Not just where you are: they tie you down to who you are. Once you have mates who know you, right down under the this-and-that you decide people want to see today, then there’s no room left for the someday person who’ll magic you into being all your finest dreams. You’ve turned solid: you’re the person your mates know, forever.
You like things to be beautiful, Conway had said, and been right. Over my own dead body was I going to stake myself down somewhere, being someone, that didn’t have all the beautiful I could cram into me. For ugly I could’ve stayed where I started, got myself a career on the dole and a wife who hated my guts and a dozen snot-faced brats and a wall-sized telly playing twenty-four-seven shows about people’s intestines. Call me arrogant, uppity, me the council-house kid thinking I deserved more. I’d been swearing it since before I was old enough to understand the thought: I was going to be more.

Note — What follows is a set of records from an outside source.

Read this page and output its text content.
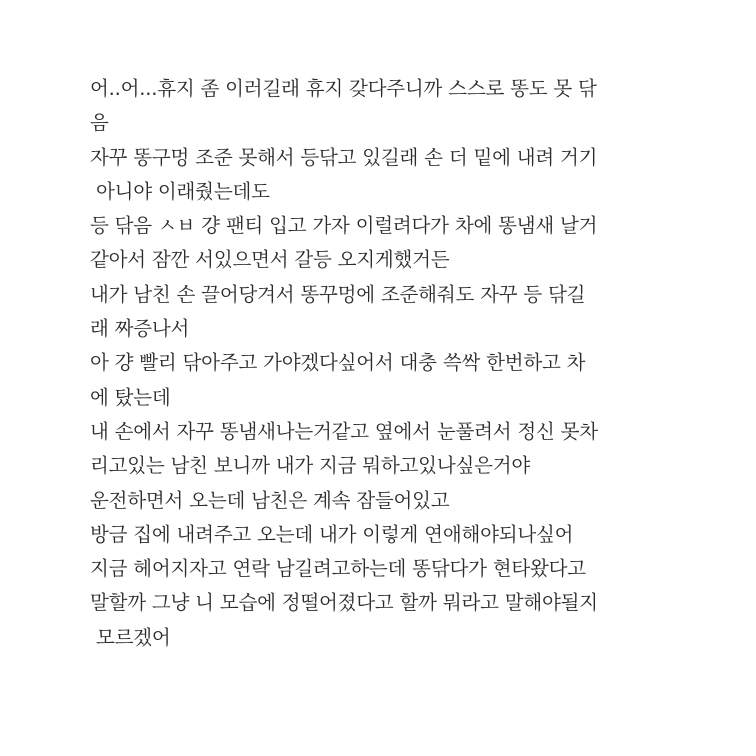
어..어...휴지 좀 이러길래 휴지 갖다주니까 스스로 똥도 못 닦
음
자꾸 똥구멍 조준 못해서 등닦고 있길래 손 더 밑에 내려 거기
아니야 이래줬는데도
등 닦음 ㅅㅂ 걍 팬티 입고 가자 이럴려다가 차에 똥냄새 날거
같아서 잠깐 서있으면서 갈등 오지게했거든
내가 남친 손 끌어당겨서 똥꾸멍에 조준해줘도 자꾸 등 닦길
래 짜증나서
아 걍 빨리 닦아주고 가야겠다싶어서 대충 쓱싹 한번하고 차
에 탔는데
내 손에서 자꾸 똥냄새나는거같고 옆에서 눈풀려서 정신 못차
리고있는 남친 보니까 내가 지금 뭐하고있나싶은거야
운전하면서 오는데 남친은 계속 잠들어있고
방금 집에 내려주고 오는데 내가 이렇게 연애해야되나싶어
지금 헤어지자고 연락 남길려고하는데 똥닦다가 현타왔다고
말할까 그냥 니 모습에 정떨어졌다고 할까 뭐라고 말해야될지
모르겠어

If I had to get there without friends, I could do it. Had been doing it. I’d never met anyone who brought me somewhere I wanted to stay, looked at me and saw someone I wanted to be for good; anyone who was worth giving up the more I wanted down the line (403-4).
Chapter 30
Holly can’t stop looking. That girl in the photo isn’t one solid person, feet set solidly in one irrevocable life; that girl is an illusive firework-burst made of light reflecting off a million different possibilities. That girl isn’t a barrister, married to Frank Mackey, mother of one daughter and no more, a house in Dalkey, neutral colors and soft cashmere and Chanel No. 5. All of that is implicit in her, curled unimagined inside her bones; but so are hundreds of other latent lives, unchosen and easily vanished as whisks of light. A shiver knots in Holly’s spine, won’t shake loose (509).